Dad and I spent the day fixing the 11-acre pasture fenceline–patching small holes, securing the fence bottoms to the ground, cutting up fallen trees. The hurricane recently brought down a couple of large trees, too, essentially making coyote highways into the back pasture. Thank God for chainsaws, that’s all I can say.
We’ve had a heck of a time with coyotes this year. The neighbors say, “Wow, the coyotes were really active last night!”, or the tell-tale turkey vultures are circling, and sure enough, there’s another sheep, dead. We’ve lost at least twenty this year. That’s a lot.
OK, this is kinda gruesome–consider yourself warned.
It started in the spring when the lambs were weaned. One spring day, as I drove back from a morning event, I realized some of the sleeping lambs had not moved and were lying in odd positions–on their sides. Something just wasn’t right. Upon investigation, I found three “sleeping” lambs, all with clean punctures to the upper throat. None had been eaten, they were just left there. As the season progressed, the killing has moved on to the adults, and the consumption has also escalated. At first, just the heads were missing, later part of the haunches, and now the internal organs. So I’m thinking it’s a young group of coyotes being taught how to hunt. How nice of us to provide this lovely little practice herd for them.

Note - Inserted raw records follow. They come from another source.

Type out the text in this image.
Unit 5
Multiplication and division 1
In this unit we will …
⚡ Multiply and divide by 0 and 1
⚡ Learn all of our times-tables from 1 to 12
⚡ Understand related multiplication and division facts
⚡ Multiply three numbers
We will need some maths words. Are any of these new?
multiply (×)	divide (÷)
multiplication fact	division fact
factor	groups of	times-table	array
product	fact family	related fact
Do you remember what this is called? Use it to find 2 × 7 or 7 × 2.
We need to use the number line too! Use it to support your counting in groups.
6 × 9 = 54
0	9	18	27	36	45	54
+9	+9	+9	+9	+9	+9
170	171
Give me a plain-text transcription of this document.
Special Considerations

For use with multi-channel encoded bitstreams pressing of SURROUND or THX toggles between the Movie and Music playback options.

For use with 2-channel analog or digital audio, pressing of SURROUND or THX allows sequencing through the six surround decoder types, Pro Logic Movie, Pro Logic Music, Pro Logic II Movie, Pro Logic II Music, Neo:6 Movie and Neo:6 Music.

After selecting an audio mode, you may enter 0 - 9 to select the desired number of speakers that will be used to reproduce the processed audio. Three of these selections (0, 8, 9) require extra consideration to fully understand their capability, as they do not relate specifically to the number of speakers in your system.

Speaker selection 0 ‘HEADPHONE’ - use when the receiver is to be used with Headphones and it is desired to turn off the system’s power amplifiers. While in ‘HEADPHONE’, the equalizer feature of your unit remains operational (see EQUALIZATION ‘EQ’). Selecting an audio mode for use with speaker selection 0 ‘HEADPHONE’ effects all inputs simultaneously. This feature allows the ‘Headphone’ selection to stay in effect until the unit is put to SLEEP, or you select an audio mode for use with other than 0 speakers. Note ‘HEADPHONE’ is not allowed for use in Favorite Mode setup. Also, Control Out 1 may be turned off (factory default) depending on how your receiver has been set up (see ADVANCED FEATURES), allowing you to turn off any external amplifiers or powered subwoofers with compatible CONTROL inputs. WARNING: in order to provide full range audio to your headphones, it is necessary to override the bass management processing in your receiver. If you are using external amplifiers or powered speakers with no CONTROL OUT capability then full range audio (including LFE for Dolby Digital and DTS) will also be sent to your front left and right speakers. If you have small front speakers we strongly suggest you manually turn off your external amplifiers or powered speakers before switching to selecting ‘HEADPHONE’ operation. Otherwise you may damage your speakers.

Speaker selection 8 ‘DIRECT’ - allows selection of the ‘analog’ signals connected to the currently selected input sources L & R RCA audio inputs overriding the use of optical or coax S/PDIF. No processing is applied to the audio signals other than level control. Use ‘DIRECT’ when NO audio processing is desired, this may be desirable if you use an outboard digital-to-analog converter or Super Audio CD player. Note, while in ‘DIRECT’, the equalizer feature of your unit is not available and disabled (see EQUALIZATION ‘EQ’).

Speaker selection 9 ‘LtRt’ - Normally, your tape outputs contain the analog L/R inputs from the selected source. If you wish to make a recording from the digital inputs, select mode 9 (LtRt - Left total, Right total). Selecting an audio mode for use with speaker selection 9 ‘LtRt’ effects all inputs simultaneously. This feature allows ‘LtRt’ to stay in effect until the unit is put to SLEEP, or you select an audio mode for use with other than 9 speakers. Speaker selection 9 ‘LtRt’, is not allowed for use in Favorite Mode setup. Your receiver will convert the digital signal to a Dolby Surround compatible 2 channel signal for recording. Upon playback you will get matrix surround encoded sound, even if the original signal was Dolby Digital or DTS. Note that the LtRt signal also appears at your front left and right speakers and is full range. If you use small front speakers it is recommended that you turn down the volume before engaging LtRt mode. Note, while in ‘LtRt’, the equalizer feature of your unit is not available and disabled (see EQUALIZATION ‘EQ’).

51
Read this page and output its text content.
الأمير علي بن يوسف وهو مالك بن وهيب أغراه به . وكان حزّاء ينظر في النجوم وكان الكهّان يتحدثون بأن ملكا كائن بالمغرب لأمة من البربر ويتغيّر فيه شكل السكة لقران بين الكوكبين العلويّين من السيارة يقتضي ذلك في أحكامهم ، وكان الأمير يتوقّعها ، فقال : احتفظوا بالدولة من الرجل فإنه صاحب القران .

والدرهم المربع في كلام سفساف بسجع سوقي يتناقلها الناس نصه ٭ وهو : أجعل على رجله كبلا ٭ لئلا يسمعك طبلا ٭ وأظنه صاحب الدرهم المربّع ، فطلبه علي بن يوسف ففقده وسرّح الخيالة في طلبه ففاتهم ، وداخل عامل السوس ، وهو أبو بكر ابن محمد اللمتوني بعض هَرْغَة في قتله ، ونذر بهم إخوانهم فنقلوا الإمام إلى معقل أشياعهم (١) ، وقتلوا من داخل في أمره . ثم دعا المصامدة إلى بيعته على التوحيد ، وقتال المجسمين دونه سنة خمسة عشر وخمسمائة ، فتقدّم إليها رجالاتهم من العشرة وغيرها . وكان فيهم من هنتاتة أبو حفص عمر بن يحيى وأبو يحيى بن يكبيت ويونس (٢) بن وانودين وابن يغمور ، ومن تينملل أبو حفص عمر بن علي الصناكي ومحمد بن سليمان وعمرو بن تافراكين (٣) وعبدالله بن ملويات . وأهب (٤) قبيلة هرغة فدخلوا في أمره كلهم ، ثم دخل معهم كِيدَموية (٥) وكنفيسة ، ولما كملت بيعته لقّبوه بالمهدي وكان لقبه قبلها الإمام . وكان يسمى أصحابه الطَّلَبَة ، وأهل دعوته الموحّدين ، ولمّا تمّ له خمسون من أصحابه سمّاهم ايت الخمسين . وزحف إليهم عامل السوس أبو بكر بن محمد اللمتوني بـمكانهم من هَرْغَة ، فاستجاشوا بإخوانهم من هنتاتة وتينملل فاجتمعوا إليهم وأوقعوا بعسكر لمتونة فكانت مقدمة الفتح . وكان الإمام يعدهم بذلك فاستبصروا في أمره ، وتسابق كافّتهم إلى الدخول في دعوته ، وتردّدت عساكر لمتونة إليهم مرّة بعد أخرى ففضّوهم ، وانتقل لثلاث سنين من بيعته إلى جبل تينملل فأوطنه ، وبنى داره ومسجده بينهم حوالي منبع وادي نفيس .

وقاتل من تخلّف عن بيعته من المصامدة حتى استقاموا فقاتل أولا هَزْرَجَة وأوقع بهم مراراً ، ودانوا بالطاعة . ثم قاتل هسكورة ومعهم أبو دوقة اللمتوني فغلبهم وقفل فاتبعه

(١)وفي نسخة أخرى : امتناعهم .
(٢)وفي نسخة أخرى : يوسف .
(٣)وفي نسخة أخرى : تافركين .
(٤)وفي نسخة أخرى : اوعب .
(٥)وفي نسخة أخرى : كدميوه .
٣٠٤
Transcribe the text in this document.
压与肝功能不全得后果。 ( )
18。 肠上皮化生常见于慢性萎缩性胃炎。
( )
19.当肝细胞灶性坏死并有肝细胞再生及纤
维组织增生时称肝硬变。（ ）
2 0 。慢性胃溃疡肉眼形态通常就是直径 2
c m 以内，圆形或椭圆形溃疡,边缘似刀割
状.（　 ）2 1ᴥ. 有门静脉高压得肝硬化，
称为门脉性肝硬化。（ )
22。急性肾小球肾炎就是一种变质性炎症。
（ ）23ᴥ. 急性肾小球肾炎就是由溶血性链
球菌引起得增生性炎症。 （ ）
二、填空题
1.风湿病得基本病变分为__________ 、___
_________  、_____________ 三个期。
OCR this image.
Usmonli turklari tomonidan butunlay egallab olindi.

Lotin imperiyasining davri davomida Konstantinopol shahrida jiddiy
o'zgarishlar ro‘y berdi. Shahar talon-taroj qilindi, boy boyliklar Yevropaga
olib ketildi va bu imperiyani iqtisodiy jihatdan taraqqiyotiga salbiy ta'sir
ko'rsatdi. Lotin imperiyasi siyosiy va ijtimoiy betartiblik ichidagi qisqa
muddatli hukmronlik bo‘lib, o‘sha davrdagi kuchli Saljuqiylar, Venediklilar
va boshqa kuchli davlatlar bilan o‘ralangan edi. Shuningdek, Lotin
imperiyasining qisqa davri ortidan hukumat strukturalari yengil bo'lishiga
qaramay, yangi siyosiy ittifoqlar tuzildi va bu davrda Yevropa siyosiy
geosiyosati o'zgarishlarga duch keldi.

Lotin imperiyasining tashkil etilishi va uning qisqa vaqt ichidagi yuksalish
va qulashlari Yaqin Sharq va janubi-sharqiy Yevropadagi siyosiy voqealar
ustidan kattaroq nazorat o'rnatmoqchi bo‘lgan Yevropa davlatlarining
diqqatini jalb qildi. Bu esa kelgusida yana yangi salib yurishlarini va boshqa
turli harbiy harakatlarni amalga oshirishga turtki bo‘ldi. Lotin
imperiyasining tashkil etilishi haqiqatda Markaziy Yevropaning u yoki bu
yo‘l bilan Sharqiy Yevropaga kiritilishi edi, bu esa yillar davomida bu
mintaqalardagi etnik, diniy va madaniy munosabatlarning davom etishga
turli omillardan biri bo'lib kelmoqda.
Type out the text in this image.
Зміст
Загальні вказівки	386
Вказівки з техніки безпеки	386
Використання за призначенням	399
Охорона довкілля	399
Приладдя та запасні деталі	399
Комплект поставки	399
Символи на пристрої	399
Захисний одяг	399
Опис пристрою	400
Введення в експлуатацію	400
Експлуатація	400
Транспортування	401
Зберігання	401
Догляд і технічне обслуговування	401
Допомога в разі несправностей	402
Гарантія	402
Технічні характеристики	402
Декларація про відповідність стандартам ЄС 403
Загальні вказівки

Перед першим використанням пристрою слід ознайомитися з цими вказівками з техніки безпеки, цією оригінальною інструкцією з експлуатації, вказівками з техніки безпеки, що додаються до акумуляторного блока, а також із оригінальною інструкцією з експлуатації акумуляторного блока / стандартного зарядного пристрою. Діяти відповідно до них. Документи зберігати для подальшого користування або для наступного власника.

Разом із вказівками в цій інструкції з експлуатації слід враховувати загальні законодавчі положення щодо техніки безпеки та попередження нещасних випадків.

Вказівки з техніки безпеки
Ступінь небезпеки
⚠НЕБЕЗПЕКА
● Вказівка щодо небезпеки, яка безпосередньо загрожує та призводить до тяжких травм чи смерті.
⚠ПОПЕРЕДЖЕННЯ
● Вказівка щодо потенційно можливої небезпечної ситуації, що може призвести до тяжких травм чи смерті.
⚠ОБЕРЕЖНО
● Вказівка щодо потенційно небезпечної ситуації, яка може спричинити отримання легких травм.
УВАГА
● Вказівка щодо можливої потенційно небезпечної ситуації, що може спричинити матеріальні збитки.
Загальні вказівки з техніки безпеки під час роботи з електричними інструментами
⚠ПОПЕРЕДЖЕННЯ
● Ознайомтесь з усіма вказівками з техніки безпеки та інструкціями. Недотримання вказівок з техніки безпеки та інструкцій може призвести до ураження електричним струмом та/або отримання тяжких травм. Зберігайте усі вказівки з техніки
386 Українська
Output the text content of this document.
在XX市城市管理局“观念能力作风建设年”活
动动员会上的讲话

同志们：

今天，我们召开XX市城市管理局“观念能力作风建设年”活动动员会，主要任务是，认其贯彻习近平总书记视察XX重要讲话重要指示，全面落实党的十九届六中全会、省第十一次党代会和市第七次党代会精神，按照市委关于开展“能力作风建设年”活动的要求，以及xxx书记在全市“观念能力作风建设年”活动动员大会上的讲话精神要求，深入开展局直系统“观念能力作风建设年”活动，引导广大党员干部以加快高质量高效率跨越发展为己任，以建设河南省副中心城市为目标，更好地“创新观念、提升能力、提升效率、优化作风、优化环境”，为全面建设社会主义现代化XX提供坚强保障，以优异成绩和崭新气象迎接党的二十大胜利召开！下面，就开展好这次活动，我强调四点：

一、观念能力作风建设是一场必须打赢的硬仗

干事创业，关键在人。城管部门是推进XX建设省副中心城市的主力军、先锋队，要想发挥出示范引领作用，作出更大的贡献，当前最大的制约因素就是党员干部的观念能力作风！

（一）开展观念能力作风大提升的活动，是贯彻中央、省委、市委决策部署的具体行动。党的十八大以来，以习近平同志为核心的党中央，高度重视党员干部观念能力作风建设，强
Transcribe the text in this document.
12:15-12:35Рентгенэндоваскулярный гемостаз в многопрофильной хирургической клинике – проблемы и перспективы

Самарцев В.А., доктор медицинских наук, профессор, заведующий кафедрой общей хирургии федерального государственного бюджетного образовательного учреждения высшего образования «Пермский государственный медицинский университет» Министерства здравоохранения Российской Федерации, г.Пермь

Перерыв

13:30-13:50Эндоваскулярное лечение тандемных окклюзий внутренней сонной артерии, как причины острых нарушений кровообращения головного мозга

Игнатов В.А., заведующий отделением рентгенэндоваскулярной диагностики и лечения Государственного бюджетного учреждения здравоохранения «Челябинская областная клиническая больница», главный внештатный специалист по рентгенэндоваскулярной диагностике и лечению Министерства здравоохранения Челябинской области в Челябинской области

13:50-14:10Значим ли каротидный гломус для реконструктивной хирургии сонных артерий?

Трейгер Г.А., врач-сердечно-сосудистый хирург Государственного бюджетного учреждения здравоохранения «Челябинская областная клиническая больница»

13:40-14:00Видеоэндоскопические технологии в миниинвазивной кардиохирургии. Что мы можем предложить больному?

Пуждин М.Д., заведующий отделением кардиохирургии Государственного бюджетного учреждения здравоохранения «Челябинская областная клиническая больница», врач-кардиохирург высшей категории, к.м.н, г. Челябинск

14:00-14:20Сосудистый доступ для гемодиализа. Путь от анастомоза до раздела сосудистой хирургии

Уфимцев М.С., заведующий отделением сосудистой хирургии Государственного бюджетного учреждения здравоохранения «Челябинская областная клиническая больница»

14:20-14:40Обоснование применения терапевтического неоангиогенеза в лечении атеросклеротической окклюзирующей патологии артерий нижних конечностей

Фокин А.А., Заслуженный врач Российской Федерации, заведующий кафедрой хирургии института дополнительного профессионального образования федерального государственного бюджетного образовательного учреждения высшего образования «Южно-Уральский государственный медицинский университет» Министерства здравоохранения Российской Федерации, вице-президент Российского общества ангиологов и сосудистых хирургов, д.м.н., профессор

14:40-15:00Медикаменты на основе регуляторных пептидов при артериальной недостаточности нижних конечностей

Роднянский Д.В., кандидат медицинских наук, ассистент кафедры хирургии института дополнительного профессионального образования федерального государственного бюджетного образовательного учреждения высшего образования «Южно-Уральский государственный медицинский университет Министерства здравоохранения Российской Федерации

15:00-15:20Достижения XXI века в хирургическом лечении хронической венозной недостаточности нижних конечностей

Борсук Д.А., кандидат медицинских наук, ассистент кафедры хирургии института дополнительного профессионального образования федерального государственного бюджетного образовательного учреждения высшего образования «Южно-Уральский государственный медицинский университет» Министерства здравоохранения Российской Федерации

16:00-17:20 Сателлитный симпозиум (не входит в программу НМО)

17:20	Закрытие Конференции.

The truth is, we still don’t know what’s killing the sheep for sure. Coyotes? Dogs? Wolverines from outer space? Come to think of it, I did find an abnormally large human-esque footprint in the snow in the back pasture last winter….do we have a rare Eastern Sasquatch? Animal Control suggested it might be bears, which we don’t have around here. They also said a dog would never kill a sheep, except maybe a German Shepherd because that’s what they were bred for.